February 16, 2022
On February 10, in Junker v. Medical Components, Inc., the Federal Circuit invalidated a design patent based on commercial activity that occurred before the critical date of the subject patent application, reversing a nearly $1.25M damages award in the case. This case represents the latest guidance on commercial conduct that may constitute an offer for sale for purposes of invoking the on-sale bar.
The patentee of the design patent in question, US D450,839, engaged Xentek Medical to develop a prototype of the product, a catheter introducer sheath. Xentek corresponded with Boston Scientific Corporation regarding selling the patentee’s introducer sheaths to Boston Scientific. Among the communications were a January 8, 1999 letter from Xentek to Boston Scientific that included a price chart and specified numerous commercial terms such as payment terms, shipment terms, and delivery conditions.
The patentee filed the application for the ’839 patent on February 7, 2000—more than one year after the January 8, 1999 letter. The patentee later filed suit against Medical Components, Inc. (MedComp), asserting infringement of the ’839 patent. MedComp countered, asserting invalidity of the ’839 patent under pre-AIA 35 U.S.C. 102(b), which states a patent claim is invalid if “the invention was . . . on sale in this country, more than one year prior to the date of the application for patent in the United States.”

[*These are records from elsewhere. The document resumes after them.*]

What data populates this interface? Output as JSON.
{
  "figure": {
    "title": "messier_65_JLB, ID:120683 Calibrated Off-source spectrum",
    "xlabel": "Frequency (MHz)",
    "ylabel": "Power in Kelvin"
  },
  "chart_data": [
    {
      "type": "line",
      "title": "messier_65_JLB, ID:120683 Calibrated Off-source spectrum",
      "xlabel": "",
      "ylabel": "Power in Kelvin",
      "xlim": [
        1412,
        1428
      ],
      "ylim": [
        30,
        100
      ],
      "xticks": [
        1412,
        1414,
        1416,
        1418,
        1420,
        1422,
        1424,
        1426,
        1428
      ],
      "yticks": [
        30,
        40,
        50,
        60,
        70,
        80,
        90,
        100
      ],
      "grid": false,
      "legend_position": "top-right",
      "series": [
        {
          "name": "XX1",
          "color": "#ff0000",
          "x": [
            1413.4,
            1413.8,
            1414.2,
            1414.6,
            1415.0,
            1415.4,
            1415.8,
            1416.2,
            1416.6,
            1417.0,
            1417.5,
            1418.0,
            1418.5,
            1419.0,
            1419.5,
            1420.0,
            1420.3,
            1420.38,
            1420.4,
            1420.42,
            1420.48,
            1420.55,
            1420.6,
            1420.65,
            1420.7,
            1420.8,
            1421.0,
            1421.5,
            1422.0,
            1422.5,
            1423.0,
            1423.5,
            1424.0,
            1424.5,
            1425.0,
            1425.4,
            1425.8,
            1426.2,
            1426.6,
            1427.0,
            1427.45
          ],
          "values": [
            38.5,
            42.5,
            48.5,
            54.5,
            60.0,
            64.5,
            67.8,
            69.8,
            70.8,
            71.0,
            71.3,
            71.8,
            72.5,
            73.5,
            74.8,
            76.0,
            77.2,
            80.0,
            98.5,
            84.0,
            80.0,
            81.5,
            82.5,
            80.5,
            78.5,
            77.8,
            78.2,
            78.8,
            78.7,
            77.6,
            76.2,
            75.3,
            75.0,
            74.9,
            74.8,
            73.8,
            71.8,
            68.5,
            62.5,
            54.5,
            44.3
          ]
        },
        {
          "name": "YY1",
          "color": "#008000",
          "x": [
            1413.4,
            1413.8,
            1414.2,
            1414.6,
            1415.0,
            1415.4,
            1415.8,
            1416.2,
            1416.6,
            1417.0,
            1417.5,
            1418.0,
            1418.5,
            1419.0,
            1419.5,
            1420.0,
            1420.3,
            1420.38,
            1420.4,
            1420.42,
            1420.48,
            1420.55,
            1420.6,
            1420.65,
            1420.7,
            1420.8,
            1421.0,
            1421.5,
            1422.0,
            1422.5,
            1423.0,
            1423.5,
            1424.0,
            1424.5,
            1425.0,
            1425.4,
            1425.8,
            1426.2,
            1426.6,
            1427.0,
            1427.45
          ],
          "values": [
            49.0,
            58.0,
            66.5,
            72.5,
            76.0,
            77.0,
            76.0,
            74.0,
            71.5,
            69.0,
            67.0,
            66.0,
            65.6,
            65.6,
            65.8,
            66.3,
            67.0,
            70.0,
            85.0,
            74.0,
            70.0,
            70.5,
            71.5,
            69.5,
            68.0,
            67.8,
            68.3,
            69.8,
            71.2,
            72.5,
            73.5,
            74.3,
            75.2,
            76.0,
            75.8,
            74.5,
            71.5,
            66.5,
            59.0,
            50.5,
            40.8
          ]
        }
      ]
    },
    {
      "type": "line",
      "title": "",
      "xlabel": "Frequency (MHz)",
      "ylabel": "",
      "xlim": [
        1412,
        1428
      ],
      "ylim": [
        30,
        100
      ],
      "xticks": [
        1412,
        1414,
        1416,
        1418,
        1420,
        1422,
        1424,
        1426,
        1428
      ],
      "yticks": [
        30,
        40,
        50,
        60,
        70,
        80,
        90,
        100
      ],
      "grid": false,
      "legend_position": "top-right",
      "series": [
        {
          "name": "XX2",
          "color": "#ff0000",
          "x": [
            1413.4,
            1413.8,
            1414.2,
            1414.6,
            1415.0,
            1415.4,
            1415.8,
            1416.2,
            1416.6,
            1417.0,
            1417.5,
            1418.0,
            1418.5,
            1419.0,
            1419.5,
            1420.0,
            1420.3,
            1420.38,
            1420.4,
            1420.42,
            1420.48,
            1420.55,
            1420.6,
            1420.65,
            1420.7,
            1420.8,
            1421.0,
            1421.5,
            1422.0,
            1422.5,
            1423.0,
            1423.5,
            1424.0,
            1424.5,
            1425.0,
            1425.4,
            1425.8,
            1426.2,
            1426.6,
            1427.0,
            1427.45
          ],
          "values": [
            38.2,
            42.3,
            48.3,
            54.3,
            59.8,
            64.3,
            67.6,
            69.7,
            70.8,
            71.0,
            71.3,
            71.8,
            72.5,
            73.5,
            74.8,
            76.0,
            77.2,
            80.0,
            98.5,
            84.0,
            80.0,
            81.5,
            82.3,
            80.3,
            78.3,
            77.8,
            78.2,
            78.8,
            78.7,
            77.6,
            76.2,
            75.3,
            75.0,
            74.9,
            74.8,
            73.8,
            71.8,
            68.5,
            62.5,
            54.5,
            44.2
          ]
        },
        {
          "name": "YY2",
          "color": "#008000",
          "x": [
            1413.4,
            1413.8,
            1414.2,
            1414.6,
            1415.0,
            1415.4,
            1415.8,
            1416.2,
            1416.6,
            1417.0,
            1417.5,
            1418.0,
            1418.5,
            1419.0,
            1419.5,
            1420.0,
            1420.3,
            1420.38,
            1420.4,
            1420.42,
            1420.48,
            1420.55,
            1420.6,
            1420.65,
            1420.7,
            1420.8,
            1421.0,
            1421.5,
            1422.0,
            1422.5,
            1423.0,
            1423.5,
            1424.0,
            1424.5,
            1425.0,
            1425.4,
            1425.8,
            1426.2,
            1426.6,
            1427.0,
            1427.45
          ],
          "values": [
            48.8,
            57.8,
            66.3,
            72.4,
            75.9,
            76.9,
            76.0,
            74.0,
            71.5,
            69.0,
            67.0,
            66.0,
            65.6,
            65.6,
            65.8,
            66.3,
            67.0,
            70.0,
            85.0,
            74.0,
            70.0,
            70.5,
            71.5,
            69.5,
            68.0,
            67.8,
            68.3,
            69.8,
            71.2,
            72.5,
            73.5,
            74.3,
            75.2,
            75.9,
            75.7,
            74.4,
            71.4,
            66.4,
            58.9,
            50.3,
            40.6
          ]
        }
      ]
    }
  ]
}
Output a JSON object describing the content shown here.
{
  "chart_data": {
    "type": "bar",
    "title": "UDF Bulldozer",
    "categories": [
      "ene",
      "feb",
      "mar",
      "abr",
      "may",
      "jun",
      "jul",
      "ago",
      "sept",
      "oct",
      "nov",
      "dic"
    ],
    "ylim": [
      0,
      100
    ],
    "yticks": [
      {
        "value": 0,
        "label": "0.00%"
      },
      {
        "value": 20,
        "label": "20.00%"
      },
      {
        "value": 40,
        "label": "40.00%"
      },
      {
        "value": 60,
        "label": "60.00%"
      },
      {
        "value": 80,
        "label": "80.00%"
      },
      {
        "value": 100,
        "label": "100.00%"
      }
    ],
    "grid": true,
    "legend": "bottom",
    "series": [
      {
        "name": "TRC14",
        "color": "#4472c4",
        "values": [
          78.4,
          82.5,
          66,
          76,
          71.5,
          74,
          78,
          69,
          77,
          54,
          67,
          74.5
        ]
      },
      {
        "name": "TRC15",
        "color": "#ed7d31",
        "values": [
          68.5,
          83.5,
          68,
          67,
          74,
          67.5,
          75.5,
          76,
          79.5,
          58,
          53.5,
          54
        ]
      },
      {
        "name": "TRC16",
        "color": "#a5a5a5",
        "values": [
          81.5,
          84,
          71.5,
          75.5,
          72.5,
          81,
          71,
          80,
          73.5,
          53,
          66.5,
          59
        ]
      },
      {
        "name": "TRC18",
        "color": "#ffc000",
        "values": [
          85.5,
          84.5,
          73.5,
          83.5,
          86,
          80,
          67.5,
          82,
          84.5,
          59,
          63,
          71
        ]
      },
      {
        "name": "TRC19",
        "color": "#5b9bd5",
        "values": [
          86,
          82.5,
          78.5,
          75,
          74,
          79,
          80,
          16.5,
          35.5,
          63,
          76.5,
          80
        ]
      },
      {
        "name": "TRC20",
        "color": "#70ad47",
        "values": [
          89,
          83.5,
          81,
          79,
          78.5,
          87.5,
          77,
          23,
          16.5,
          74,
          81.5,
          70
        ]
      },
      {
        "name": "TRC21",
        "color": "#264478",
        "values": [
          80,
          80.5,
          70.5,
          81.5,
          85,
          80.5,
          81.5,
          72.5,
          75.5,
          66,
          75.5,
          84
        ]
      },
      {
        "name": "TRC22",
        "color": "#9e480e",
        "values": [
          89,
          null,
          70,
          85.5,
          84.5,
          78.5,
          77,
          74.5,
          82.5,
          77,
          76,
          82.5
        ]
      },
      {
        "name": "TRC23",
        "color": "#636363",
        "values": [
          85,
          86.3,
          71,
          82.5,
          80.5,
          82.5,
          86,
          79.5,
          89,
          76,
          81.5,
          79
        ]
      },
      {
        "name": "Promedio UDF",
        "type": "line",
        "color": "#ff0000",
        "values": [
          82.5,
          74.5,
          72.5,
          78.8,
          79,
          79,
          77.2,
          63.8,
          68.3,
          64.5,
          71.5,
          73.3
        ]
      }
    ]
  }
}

At issue before the Federal Circuit was whether the January 1999 letter from Xentek to Boston Scientific was a commercial offer for sale of the claimed design, or merely a quotation signaling the parties were engaged in preliminary negotiations.
The Federal Circuit rejected the patentee’s argument that the January 1999 letter was merely an invitation to further negotiate and determined the letter contained all the required elements to qualify as a commercial offer for sale. Citing resources such as the Uniform Commercial Code and Restatement (Second) of Contracts, the court observed the January 1999 letter was sent directly in response to a “request for quotation” from Boston Scientific, was addressed to Boston Scientific alone, contained a number of necessary terms typical for a commercial contract, and specified multiple different purchase options.
The Federal Circuit concluded that the January 1999 letter was an offer for sale which Boston Scientific could have accepted to bind the parties in a contract. Because the offer for sale occurred prior to the critical date of the application for the ’839 patent, the court held the ’839 patent is invalid under pre-AIA 35 U.S.C. 102(b).
The Junker decision provides further guidance regarding potential on-sale bar implications resulting from prefiling commercial activity. The decision may also be a cautionary tale for patent applicants. Courts will objectively analyze correspondence to evaluate whether an offer for sale existed. A patent may be invalidated regardless of whether the applicant believes they offered their invention for sale.